小林英夫『戦後アジアと日本企業』
小林英夫『戦後アジアと日本企業』(岩波新書、2001年)
・戦後における日本企業のアジアへの再進出プロセスをたどる。
・1950年代前半、中国・朝鮮半島情勢の悪化→南アジア貿易の比重が高い。
・1950年代後半、賠償をテコに東南アジア進出。
・1960年代、円借款をテコに韓国、台湾との経済交流深まる。
・1960年代半ばに永野重雄が「アジア太平洋経済圏」構想を提唱。
・この頃、反日暴動の一方で、対日感情改善の努力→関係好転。また、日米繊維摩擦→韓国、台湾、香港の対米繊維輸出が拡大し、工業化進展の足がかりとなる・
・1970年代、日本商社が主導して、合弁相手を探し出し、原料購入、製造したものを販売。

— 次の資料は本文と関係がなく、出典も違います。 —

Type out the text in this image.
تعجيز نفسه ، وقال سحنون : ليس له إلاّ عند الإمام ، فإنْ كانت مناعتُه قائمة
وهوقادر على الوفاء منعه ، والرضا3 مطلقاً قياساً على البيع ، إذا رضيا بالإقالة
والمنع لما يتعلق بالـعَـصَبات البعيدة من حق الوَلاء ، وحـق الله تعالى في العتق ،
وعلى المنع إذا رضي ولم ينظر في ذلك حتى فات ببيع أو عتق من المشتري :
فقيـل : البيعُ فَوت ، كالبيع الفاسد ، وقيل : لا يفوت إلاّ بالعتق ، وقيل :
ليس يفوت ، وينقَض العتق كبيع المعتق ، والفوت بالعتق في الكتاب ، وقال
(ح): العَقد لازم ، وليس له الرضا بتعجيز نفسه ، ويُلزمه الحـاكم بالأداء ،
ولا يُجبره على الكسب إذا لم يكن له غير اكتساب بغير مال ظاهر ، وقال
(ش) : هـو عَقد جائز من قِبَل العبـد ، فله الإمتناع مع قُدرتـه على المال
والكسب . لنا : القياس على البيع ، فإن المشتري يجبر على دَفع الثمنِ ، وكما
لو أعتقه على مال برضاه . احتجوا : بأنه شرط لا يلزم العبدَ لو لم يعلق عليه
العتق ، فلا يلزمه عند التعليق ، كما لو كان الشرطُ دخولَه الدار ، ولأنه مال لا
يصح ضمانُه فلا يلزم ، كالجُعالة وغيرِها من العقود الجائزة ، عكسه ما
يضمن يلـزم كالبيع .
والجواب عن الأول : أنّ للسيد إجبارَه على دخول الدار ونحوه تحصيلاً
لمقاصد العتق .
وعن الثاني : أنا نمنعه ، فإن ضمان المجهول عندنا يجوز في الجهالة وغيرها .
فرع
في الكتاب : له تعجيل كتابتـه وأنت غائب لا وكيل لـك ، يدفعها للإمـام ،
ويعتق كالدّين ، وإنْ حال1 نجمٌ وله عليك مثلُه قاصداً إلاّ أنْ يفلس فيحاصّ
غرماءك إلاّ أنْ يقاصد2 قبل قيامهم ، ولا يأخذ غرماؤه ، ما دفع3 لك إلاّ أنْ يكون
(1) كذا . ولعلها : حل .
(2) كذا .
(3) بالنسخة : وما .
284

・1980年代、日米貿易摩擦→自動車などアメリカでの現地生産。また、円高→安い労働力を求めて東南アジアへの直接投資、生産拠点移転→日本の金融機関はこの頃からアジア展開を本格させる。日本国内産業の空洞化も同時進行。
・東南アジア域内分業を前提とする日本の企業戦略→高級品は日本国内で生産、中・低級品は現地生産。
・1997年のアジア通貨危機→「ものづくり」中心の分業体制の前提が崩れた。